Jakarta EE Spec Committee - November 17th, 2021
Attendees (present in bold):
Kenji Kazumura - Fujitsu
Kevin Sutter - IBM - Tom Watson, Emily Jiang
Ed Bratt - Oracle - Dmitry Kornilov
Andrew Pielage - Payara
Scott Stark - Red Hat - Mark Little, Scott Marlow
David Blevins - Tomitribe - Jean-Louis Monteiro, Cesar Hernandez
Ivar Grimstad - PMC Representative
Marcelo Ancelmo - Participant Member - Martijn Verburg
Werner Keil - Committer Member
Jun Qian - Primeton - Enterprise Member
Zhai Luchao - Shandong Cvicse Middleware Co. - Enterprise Member
Eclipse Foundation: Tanja Obradovic, Wayne Beaton, Paul Buck (chair)
Past business / action items:
Agenda:
Ongoing tracking spreadsheet of individual specs progressing through the JESP
Project creation item delegated by Steering Committee to the Spec Committee [Spec Committee chair asked the Steering Committee chair for the details, to be added when available.]
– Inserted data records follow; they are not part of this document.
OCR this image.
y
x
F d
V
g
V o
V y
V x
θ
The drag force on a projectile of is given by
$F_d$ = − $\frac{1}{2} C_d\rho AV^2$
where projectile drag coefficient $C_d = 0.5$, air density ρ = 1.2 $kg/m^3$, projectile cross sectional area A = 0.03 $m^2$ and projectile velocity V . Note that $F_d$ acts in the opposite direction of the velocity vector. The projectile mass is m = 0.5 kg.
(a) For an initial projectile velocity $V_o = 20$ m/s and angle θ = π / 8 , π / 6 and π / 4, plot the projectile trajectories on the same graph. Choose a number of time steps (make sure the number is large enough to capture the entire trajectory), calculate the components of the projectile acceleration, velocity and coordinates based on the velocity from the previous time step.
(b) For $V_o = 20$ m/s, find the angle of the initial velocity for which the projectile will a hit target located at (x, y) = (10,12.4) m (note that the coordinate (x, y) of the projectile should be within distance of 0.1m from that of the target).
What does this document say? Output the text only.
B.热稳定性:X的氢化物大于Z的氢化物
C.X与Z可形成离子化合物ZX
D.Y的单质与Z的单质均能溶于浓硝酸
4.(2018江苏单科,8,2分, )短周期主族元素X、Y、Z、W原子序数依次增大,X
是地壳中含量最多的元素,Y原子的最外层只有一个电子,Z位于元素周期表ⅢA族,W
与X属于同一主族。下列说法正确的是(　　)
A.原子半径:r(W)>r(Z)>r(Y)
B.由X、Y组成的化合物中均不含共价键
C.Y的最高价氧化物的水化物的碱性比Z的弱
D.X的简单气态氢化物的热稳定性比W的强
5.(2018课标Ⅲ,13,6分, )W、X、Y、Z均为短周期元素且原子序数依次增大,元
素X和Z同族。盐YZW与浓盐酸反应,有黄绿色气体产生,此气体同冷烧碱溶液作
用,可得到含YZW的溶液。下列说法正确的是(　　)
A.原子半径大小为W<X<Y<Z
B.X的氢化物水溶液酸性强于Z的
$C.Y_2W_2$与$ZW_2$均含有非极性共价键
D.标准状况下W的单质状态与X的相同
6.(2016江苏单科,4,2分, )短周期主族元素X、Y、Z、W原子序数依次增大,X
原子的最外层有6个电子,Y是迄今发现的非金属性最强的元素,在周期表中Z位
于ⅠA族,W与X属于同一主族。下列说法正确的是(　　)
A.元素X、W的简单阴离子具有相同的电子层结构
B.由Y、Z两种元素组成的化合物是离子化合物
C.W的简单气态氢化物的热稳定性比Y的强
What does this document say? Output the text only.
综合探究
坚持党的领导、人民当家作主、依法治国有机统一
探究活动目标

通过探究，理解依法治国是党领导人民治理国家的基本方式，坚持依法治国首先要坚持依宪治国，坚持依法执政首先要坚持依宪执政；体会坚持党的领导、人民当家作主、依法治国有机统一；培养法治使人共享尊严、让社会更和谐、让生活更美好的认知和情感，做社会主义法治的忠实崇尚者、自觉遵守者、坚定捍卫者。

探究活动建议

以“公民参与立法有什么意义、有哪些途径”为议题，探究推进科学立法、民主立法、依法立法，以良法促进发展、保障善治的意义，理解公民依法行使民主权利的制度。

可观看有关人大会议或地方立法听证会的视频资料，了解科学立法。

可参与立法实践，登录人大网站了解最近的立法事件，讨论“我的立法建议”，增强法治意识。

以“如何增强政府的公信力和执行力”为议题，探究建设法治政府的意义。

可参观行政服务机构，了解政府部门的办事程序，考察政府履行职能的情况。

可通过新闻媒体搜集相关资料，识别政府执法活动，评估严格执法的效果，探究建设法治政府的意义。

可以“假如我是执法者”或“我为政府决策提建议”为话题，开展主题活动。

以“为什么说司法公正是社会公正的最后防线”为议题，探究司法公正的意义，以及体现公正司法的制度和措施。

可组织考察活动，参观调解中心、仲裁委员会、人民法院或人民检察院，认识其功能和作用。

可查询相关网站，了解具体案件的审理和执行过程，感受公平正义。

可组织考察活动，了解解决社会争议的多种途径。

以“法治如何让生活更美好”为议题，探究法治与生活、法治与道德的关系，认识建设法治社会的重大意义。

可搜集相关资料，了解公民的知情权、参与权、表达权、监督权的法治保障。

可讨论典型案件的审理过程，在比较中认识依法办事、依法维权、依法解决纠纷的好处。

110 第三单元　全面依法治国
Eclipse Foundation Development Process
Eclipse Foundation Development Handbook
When the EMO has decided a spec Project Proposal is ready to be posted for Community Review, the governing Spec Committee needs to be notified on their public discussion mailing list as the Community Review is underway (see EFSP Issue 68).
Any feedback that the Committee members have at that phase can be recorded as part of the Community Review (wherever that is recorded today).
The feedback provided during that Community Review phase can influence the proposal or not. If it is ignored, then when the Creation Review happens and the Spec Committee has a vote, it may get voted down.
The details of the specification project (scope, description, committer list, patent license) must be locked down before the Creation Review starts (the creation review requires and includes the ballot of the specification committee). This means that the Specification Committee must, during the time between when the project proposal is posted for Community Review and the start of the Creation Review (this period of time is referred to as the “Community Review period”), work with the project team to stabilise the details of the project and with the steering committee to resolve any exceptional patent license selection. Presumably, the Specification Committee will resolve their work before engaging the steering committee to grant an exception (in the event that an exception is required). The Steering Committee will need time to consult internally before rendering a vote, so the length of the Community Review period is very much dependent on how long the committees require to complete their review work.
See - https://github.com/EclipseFdn/EFSP/issues/68
Jakarta Specification Committee supports the proposal with the following two requests:
Be clear about where comments are to be made, currently there appear to be 3 places where comments can be documented (see Notes below)
When notifying the Specification Committee regarding the Community Review, provide a date by which input is expected by.
[Both requests were subsequently communicated the EMO]
Notes:
Kevin - Not always clear where comments on Proposals are to be recorded? On the issue? Where should the feedback be recorded, for Jakarta RPC there appear to be 3 locations:
Ed - Apply the proposed process set in issue #68 to all project proposals (spec and non-spec projects)
Ed - Assure that the Community Review and Creation Review phases are clearly delineated.
Emily - Can we do a better job helping project initiators engage with Platform Project and the broader community.
Emily - Be clear about how long the Community Review period is ongoing for?
Scott - What about a socialization phase that could occur during a Proposal phase, special case since specs apply to multiple open source implementations. A pre-approval is desired before exiting the Proposal phase.
Ed - We should be open to all proposals, and it is up to the Platform Project to decide if an individual spec is included in the Platform. We want to attract many new spec projects including ones we have not thought of. Creating a spec project does not assure inclusion in the Platform.
Emily - Vendor neutrality is important, need to see that projects have a diverse set of committers.
Ed - The spec committee could vote down a specification Creation Review if the project did not have committer diversity. In general, at each JESP Review step, the committee members are free to establish their position when voting.
Ed - Specs that get through a creation review may never actually get to a Release Review
Kevin - Jakarta RPC, initial committers are currently Oracle committers. Feedback on the diversity of committers can be provided during Community Review. WG members are encouraged to submit names for initial committers.
Ed - Once the spec project is created, WG members can assign a single committer (if the WG member has no other committers on the project).